This section is from the book "Symposium Phenomena Of The Tumor Viruses", by U.S. Dept. of Health. Also available from Amazon: Tumor Suppressing Viruses, Genes, and Drugs: Innovative Cancer Therapy Approaches.
There was some question about the oral route not being entirely oral because of injury to the esophagus during intubation. We have obviated that by allowing the animal to drink the brain extract or eat the whole brain without intubation, and, though the results are not quite as good as when the animal is intubated, they are quite striking, as Dr. Moloney has mentioned.
Perhaps the most interesting observation about the problem of the antigenicity of the agent is that even though the in vitro tests are not very striking, the neutralizing effect of the antibody is quite marked in in vivo experiments. For example, with our agent there is definite histologic evidence of leukemia 72 hours after the animals are inoculated with the virus. But if we start treating the animals at 72 hours with an antiserum prepared in rabbits, an antiserum that does not have a very high titer in vitro, the leukemic process may be reversed in a significant number of animals. If we allow these animals to go as long as a week after they have been inoculated with the virus, a time when they have gross evidence of leukemia, and treat them with the antiserum we are able to prolong their life about threefold. It would appear that the in vivo and in vitro effects are quite different as far as their presently measurable antigenic properties are concerned.
And finally, if I may anticipate Dr. Moloney's answer to Dr. Friend's question about hyaluronidase: In the passage of human leukemia to adult animals, we have used a technique not dissimilar to that used by Dr. Moloney, except that we were not using hyaluronidase in the preparation of our material. We found that if we used concentrated virus from the human brain we were able to induce leukemia in about 15 percent of adult animals of a resistant strain. But if we added hyaluronidase to this material, we were able almost to triple the incidence of leukemia and were able to get an approximately 50 percent incidence in a resistant strain of adult mice with material obtained from leukemic human brain.
Dr. Bryan: Are there any more comments on the specific phenomenon of neutralization?
Dr. Sabin (The Children's Hospital Research Foundation, Cincinnati, Ohio): I would like to ask Dr. Moloney whether we can assume that serums from mice and from rats that ultimately develop the tumors have not exhibited a neutralizing effect in vitro.
Also, is a normal serum an appropriate control for such a neutralization test? Is it possible-perhaps Dr. Moloney already has the data-that rabbits inoculated with normal mouse spleen, in which no agent is demonstrated, may have a similar effect if for no other reason than by aggregation of the particles in this particular extract. If so, would absorption of the antiserum that he has prepared eliminate this neutralising activity?
I have only one other point to make: When there are such difficulties in demonstrating antibody, which may be present in very low concentration, it may be worthwhile to try a procedure that virologists used years ago with the varicella virus before tissue-culture techniques were available.
I particularly recall the work of Russell Amies who was able to show that when highly centrifuged concentrates of material containing the virus were mixed with serum of a patient it was possible to demonstrate specific agglutination of the particles.
Four years ago, at a meeting in the Soviet Union, I heard a report-and I regret that I do not recall the name of the man who made it-in which it was claimed that ultracentrifuged sediments of various tumors could be agglutinated by antiserum prepared against them and absorbed with normal tissue, and this was shown in the electron microscope. The particles were very small. He was attacked by others in the audience for his conclusion that this showed that these particles were virus particles.
They said it is possible they could be antigenic cell particles. I bring it up here as one of the techniques that would be interesting to explore, particularly with the serum of the tumor-bearing mice and rats described by Dr. Moloney.
Dr. Moloney: In answer to Dr. Friend's question about hyaluronidase, Dr. Schwartz relieved me of that. We use it for essentially the same reason.

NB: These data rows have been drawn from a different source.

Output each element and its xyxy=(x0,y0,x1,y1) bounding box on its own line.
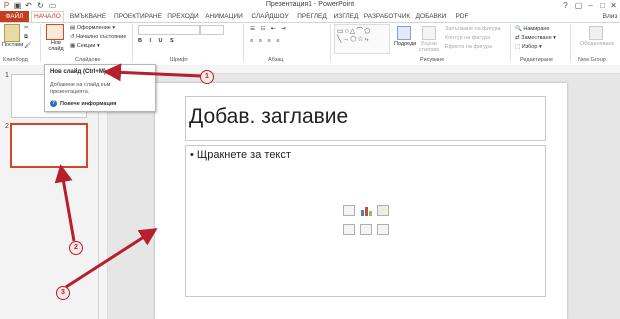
annotation-arrows xyxy=(54,63,202,289)
arrow-2 xyxy=(54,164,76,242)
callout-2: 2 xyxy=(69,241,83,255)
arrow-1 xyxy=(103,63,202,82)
callout-1: 1 xyxy=(200,70,214,84)
callout-3: 3 xyxy=(56,286,70,300)
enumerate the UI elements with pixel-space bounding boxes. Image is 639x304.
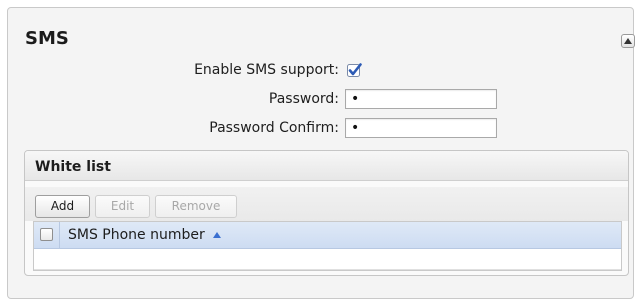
whitelist-toolbar: Add Edit Remove [25, 187, 628, 221]
collapse-button[interactable] [621, 34, 635, 48]
chevron-up-icon [624, 38, 632, 44]
select-all-checkbox[interactable] [40, 228, 53, 241]
sort-ascending-icon [213, 232, 222, 238]
password-field[interactable]: • [345, 89, 497, 109]
enable-sms-row: Enable SMS support: [8, 60, 635, 82]
column-header-label: SMS Phone number [68, 227, 205, 243]
select-all-cell [34, 222, 60, 249]
add-button[interactable]: Add [35, 195, 90, 218]
edit-button[interactable]: Edit [95, 195, 150, 218]
password-row: Password: [8, 89, 635, 111]
password-confirm-label: Password Confirm: [209, 120, 339, 136]
password-confirm-field[interactable]: • [345, 118, 497, 138]
table-row-empty [34, 250, 621, 270]
column-header-sms-phone-number[interactable]: SMS Phone number [68, 227, 222, 243]
enable-sms-label: Enable SMS support: [194, 62, 339, 78]
password-label: Password: [268, 91, 339, 107]
password-confirm-row: Password Confirm: [8, 118, 635, 140]
remove-button[interactable]: Remove [155, 195, 237, 218]
whitelist-title: White list [35, 159, 111, 175]
grid-header: SMS Phone number [34, 222, 621, 249]
whitelist-grid: SMS Phone number [33, 221, 622, 271]
enable-sms-checkbox[interactable] [347, 63, 362, 78]
whitelist-header: White list [25, 151, 628, 181]
panel-title: SMS [25, 28, 69, 49]
whitelist-panel: White list Add Edit Remove SMS Phone num… [24, 150, 629, 276]
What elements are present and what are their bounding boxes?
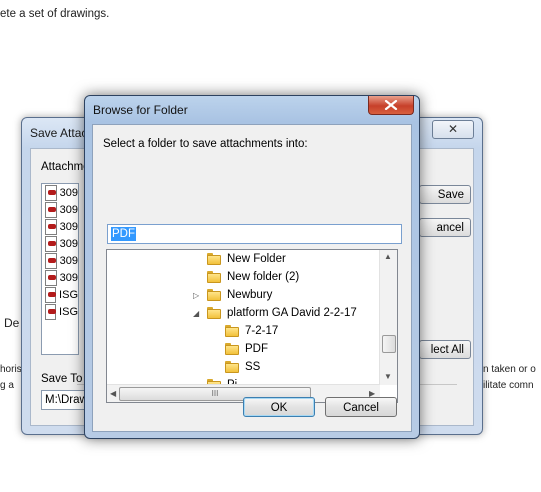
select-all-button[interactable]: lect All [419,340,471,359]
selected-text: PDF [111,227,136,241]
folder-icon [207,289,221,301]
tree-item[interactable]: 7-2-17 [225,322,278,340]
list-item[interactable]: 309 [42,235,78,252]
attachment-name: 309 [59,237,78,250]
cancel-button[interactable]: ancel [419,218,471,237]
document-text-fragment: horis [0,364,22,375]
close-button[interactable] [368,96,414,115]
list-item[interactable]: 309 [42,269,78,286]
folder-icon [207,271,221,283]
pdf-file-icon [45,303,57,320]
scroll-up-icon[interactable]: ▲ [384,252,392,261]
pdf-file-icon [45,269,57,286]
attachment-name: 309 [59,271,78,284]
folder-icon [207,307,221,319]
folder-tree[interactable]: New Folder New folder (2) ▷ Newbury ◢ pl… [106,249,398,403]
list-item[interactable]: ISG [42,286,78,303]
pdf-file-icon [45,201,57,218]
tree-item-label: New folder (2) [227,271,300,283]
attachment-name: 309 [59,203,78,216]
cancel-button[interactable]: Cancel [325,397,397,417]
pdf-file-icon [45,286,57,303]
pdf-file-icon [45,218,57,235]
tree-item[interactable]: New Folder [207,250,286,268]
browse-for-folder-dialog: Browse for Folder Select a folder to sav… [84,95,420,439]
tree-item-label: platform GA David 2-2-17 [227,307,357,319]
instruction-text: Select a folder to save attachments into… [103,138,308,150]
attachments-label: Attachme [41,161,90,173]
collapse-icon[interactable]: ◢ [193,309,199,318]
attachment-name: 309 [59,220,78,233]
folder-icon [225,325,239,337]
scroll-down-icon[interactable]: ▼ [384,372,392,381]
close-icon: ✕ [447,122,459,136]
attachment-name: ISG [59,288,78,301]
document-text-line: ete a set of drawings. [0,8,110,20]
close-button[interactable]: ✕ [432,120,474,139]
vertical-scrollbar[interactable]: ▲ ▼ [379,250,397,385]
tree-item-label: SS [245,361,261,373]
list-item[interactable]: 309 [42,252,78,269]
folder-icon [225,361,239,373]
pdf-file-icon [45,252,57,269]
attachment-name: 309 [59,254,78,267]
ok-button[interactable]: OK [243,397,315,417]
close-icon [384,100,398,110]
save-to-label: Save To [41,373,83,385]
list-item[interactable]: 309 [42,218,78,235]
folder-icon [225,343,239,355]
tree-item-label: New Folder [227,253,286,265]
tree-item[interactable]: platform GA David 2-2-17 [207,304,357,322]
tree-item[interactable]: SS [225,358,260,376]
tree-item[interactable]: New folder (2) [207,268,299,286]
scroll-left-icon[interactable]: ◀ [110,389,116,398]
attachment-name: ISG [59,305,78,318]
save-button[interactable]: Save [419,185,471,204]
folder-name-input[interactable]: PDF [107,224,402,244]
folder-icon [207,253,221,265]
list-item[interactable]: 309 [42,201,78,218]
expand-icon[interactable]: ▷ [193,291,199,300]
tree-item-label: PDF [245,343,268,355]
document-text-fragment: g a [0,380,14,391]
tree-item-label: Newbury [227,289,273,301]
tree-item[interactable]: Newbury [207,286,272,304]
list-item[interactable]: ISG [42,303,78,320]
pdf-file-icon [45,235,57,252]
scroll-grip: III [211,389,219,398]
tree-item-label: 7-2-17 [245,325,279,337]
pdf-file-icon [45,184,57,201]
vertical-scroll-thumb[interactable] [382,335,396,353]
dialog-title: Save Attac [30,126,88,140]
dialog-title: Browse for Folder [93,103,188,117]
document-text-fragment: De [4,316,20,330]
dialog-client-area: Select a folder to save attachments into… [92,124,412,432]
attachment-name: 309 [59,186,78,199]
document-text-fragment: n taken or o [483,364,536,375]
tree-item[interactable]: PDF [225,340,268,358]
list-item[interactable]: 309 [42,184,78,201]
attachments-list[interactable]: 309 309 309 309 309 309 ISG ISG [41,183,79,355]
document-text-fragment: ilitate comn [483,380,534,391]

On titers, we have a 100 percent leukemia incidence in the 10-4 dilution. I do not know what the 50 percent point is. What is the relationship of the virus to Sarcoma 37? We think of it simply as being a "passenger virus" in Sarcoma 37. Since 1908 this tumor has been in many laboratories. Apparently the Sarcoma 37 serves as an ideal medium for the maintenance of the leukemia virus, though not particularly for its multiplication. There is, however, multiplication to some extent. We have not been able to induce Sarcoma 37 with the leukemia virus, but only these lymphocytic neoplasms.

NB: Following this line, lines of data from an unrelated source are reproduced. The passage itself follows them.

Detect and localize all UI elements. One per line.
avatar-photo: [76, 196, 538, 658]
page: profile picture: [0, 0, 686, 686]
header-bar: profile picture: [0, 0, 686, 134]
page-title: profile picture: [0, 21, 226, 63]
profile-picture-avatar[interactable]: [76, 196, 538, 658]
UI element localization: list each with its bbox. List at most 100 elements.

Graffi has expressed a similar opinion on the relationship of the myeloid leukemia virus to the many sarcomas and carcinomas from which he recovered it.
In answer to Dr. Sabin, our completed serological studies are still preliminary and not ready for publication; we have that work in progress. The reason why we did not publish the preliminary results was that normal serum is a very poor control, as Dr. Sabin has emphasized. We now have in experiment absorbed serum and serum produced against normal spleen extracts. The antiserum described here was produced against leukemic spleen extracts. We appreciate your last suggestion concerning our work.
No serological tests have been done on the rats.